VALENCIA. Aquí no paramos de divertirnos. Si no fuese porque el fútbol es la cosa más importante de las cosas menos importantes, esto sería una comedia eterna. Pero no hace ni puñetera gracia que, a cada segundo, te moje la oreja cualquiera, llámese Sevilla o Leganés. Del partido del sábado poco más se puede escribir. Incluso sin tener a la Diosa Fortuna de cara, -eufemismo utilizado por los malos estudiantes, aplicado al caso- la preocupación comienza a apretar el gaznate.

Y no hay flanco por el que no nos den bofetadas. En el campo está claro, con Garay perdiendo pelo a pasos agigantados y clonándose en el Abdennour valencianista, que no monegasco. Y al bueno de Aymen, pillado echándose unas risas en el banquillo con Jaume y Mina, hasta hace poco ojitos derechos del valencianismo, se le va a recordar esta semana más por eso que por el más que aceptable partido en la nueva defensa de tres de Prandelli.

Al loro, estamos tan mal que cualquier arrancada de Cancelo nos parece épica de pasodoble. Y si asiste a Munir para que le apriete el nudo de la corbata a Rodrigo con un gol, más todavía. Nos abrazamos a los números, a los reflejos, a las señales, esperando al mesías de tal manera que parecemos pacientes homeopáticos recuperados del peor de los males. Vemos en Prandelli al Ranieri de la primera época y soñamos en secreto que Gabigol, Bacca o cualquier italiano de los que suena para ser #elnounou9 pique como aquella cobra rumana.

Tenemos tantas chinas en el zapato que cualquier paseo por Butarque nos parece tan temerario como andar descalzo por encima de brasas. Y nos tomamos a chanza cualquier viaje de García Pitarch para ver jugadores. Ganado a pulso el no respeto por la figura, dicho sea de paso.

Y en esta semana, se hace raro tener dos partidos. O más bien, tener uno intersemanal. Con eso que tenemos el pasaporte requisado por mandato deportivo, esta vorágine de domingo-martes recuerda a aquellas noches europeas, tan bonitas como un gol en el noventa, luciendo con orgullo el ser barraqueros sin sonar despectivo. Se añora tanto aquello que podría ser una línea de merchandising en la que lo vintage se convierte en nuevo, en actual, en ahora. A falta de tiempos mejores, taparnos del chaparrón con la manta de la nostalgia, que no del doblete, y esperar que amaine el temporal de una manera u otra.
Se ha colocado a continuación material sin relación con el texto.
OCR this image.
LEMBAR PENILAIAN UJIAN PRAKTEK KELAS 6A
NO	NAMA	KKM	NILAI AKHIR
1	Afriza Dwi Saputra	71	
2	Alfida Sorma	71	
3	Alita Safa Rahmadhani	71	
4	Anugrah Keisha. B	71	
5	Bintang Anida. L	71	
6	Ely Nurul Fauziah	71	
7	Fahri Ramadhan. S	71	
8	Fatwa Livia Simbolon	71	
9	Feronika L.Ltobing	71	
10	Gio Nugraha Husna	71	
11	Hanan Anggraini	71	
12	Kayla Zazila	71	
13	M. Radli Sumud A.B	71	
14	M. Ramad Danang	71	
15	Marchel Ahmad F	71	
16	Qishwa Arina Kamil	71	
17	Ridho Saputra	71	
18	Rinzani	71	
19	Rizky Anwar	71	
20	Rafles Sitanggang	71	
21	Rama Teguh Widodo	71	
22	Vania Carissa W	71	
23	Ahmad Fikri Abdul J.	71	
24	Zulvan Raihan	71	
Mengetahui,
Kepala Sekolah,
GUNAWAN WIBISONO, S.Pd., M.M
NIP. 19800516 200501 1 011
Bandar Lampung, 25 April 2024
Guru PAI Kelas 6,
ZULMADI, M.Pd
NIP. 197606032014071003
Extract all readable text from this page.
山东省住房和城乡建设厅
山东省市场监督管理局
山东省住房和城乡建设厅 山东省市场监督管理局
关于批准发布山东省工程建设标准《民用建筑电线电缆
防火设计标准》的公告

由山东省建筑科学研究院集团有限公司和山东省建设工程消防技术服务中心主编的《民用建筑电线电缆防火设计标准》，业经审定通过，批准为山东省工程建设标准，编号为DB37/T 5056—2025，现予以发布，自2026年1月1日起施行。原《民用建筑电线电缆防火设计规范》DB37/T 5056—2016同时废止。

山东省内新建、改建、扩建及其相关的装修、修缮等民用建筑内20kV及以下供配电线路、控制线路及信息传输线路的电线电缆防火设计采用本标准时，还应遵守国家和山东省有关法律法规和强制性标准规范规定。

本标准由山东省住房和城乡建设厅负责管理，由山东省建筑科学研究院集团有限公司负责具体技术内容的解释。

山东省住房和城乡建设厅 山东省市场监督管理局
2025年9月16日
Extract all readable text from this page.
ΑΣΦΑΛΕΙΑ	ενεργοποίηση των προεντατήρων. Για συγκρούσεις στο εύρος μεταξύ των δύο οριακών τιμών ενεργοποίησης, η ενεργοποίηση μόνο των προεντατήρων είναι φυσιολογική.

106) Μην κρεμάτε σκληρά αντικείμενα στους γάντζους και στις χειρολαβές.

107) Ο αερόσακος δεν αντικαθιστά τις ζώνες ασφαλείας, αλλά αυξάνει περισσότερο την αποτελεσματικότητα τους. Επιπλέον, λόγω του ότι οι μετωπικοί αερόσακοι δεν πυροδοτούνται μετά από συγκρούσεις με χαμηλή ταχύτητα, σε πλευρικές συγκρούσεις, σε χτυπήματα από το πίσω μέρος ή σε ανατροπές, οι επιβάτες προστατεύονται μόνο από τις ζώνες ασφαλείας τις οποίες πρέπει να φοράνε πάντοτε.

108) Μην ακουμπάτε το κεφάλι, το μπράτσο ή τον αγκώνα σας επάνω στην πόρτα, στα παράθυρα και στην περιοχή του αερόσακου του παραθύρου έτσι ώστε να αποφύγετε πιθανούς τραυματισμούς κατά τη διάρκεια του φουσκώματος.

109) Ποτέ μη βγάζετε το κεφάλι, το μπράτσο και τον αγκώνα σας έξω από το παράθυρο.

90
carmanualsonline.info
Porque no nos queda otra. Estamos en una dinámica que hasta el departamento de comunicación pepinero abriga más a un jugador adoptado que la propia familia biológica. Y no deja de ser una prueba, otra más, que alguien está mirando hacía otro lado. Que alguien, con acento inglés o apitxat, no sabe de que va esto o prefiere otra cosa, que quizá sea el que no falte marisco en Navidad.

Esto que está leyendo ahora, querido lector, querida lectora, está enviado a la redacción antes que comience el partido de Copa contra el Lega. Partido que, según corrientes, incomoda porque hay que centrarse en la liga y en salir de la zona baja de la clasificación. El entorno, queridos. Ese al que a Baraja le chupaba un huevo, nos ha convertido en timoratos, en enclenques de sentiment, en corredores huyendo de la quema del descenso. Ningún partido incomoda. Manda narices que tengamos este debate cuando hace más bien poco, cada partido del Valencia era una fiesta, que hacía del martes, o miércoles, otro sábado.

¿Da para odiar a nuestro fútbol moderno o no?